Alexei Zatsepine

Personal information
- Full name: Aleksey Vladimirovich Zatsepin
- National team: Russia
- Born: 5 May 1984 (age 42) Naberezhnye Chelny, Russian SFSR, Soviet Union
- Height: 1.85 m (6 ft 1 in)
- Weight: 76 kg (168 lb)

Sport
- Sport: Swimming
- Strokes: Freestyle, medley
- Club: SDYuShOR Olimpiyskiy

Medal record
Men's swimming
Representing Russia
European Junior Championships
| Gold medal – first place | 2002 Linz | 4×200 m freestyle |
| Silver medal – second place | 2002 Linz | 200 m medley |
| Silver medal – second place | 2002 Linz | 4×100 m medley |

= Aleksey Zatsepin =

Russian swimmer

Aleksey Vladimirovich Zatsepin (also Alexei Zatsepine, Алексей Владимирович Зацепин; born 5 May 1984) is a Russian former swimmer, who specialized in freestyle and individual medley events. He is a five-time Russian champion in freestyle relays and individual medley (2000–2005). He also won a gold medal, as a member of the Russian team, in the 4×200 m freestyle relay (7:28.25) at the 2002 European Junior Swimming Championships in Linz, Austria.

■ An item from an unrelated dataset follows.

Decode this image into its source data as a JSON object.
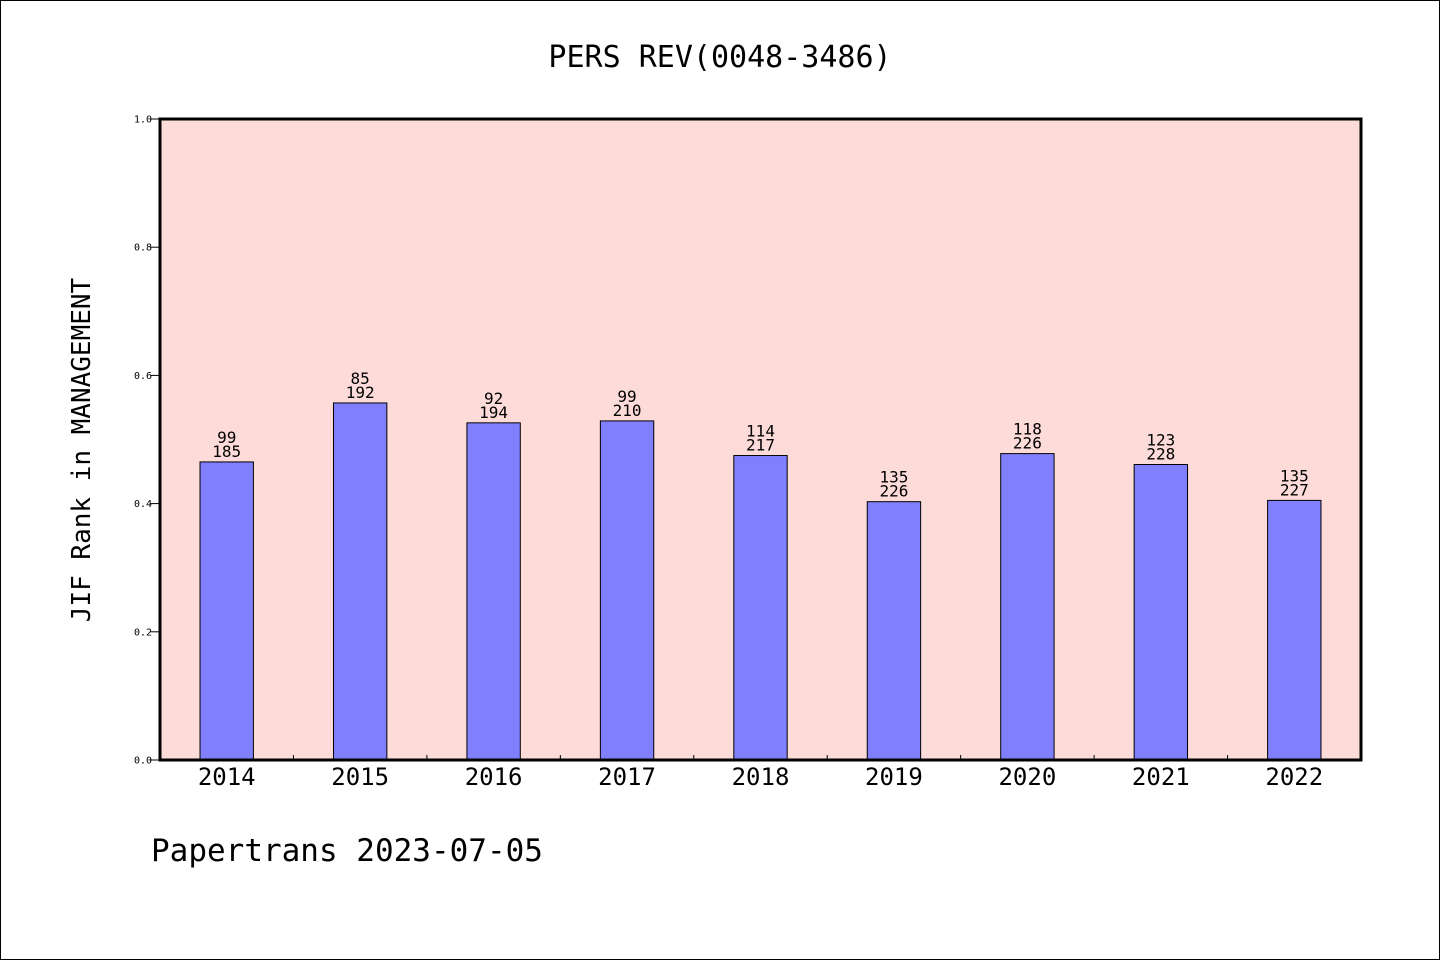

Zatsepin qualified for two swimming events at the 2004 Summer Olympics in Athens, by clearing a FINA A-standard entry time of 2:02.15 (200 m individual medley) from the Russian Championships in Moscow. He also teamed up with Maksim Kuznetsov, Yevgeniy Natsvin, and Stepan Ganzey in the 4×200 m freestyle relay. Swimming the second leg, Zatsepin recorded a split of 1:51.75, and the Russian team finished the heats in eleventh overall with a final time of 7:23.97.

In his only individual event, 200 m individual medley, Zatsepine challenged seven other swimmers on the final heat of seven, including top medal favorite Michael Phelps of the United States. He rounded out the field to last place by nearly two seconds behind Australia's Adam Lucas in 2:04.11. Zatsepine failed to advance into the semifinals, as he placed twenty-ninth overall in the preliminaries.

Zatsepin retired from his sporting career in 2005 to serve as an assistant coach for the swimming team at Kama State Institute of Physical Culture in his home town Naberezhnye Chelny.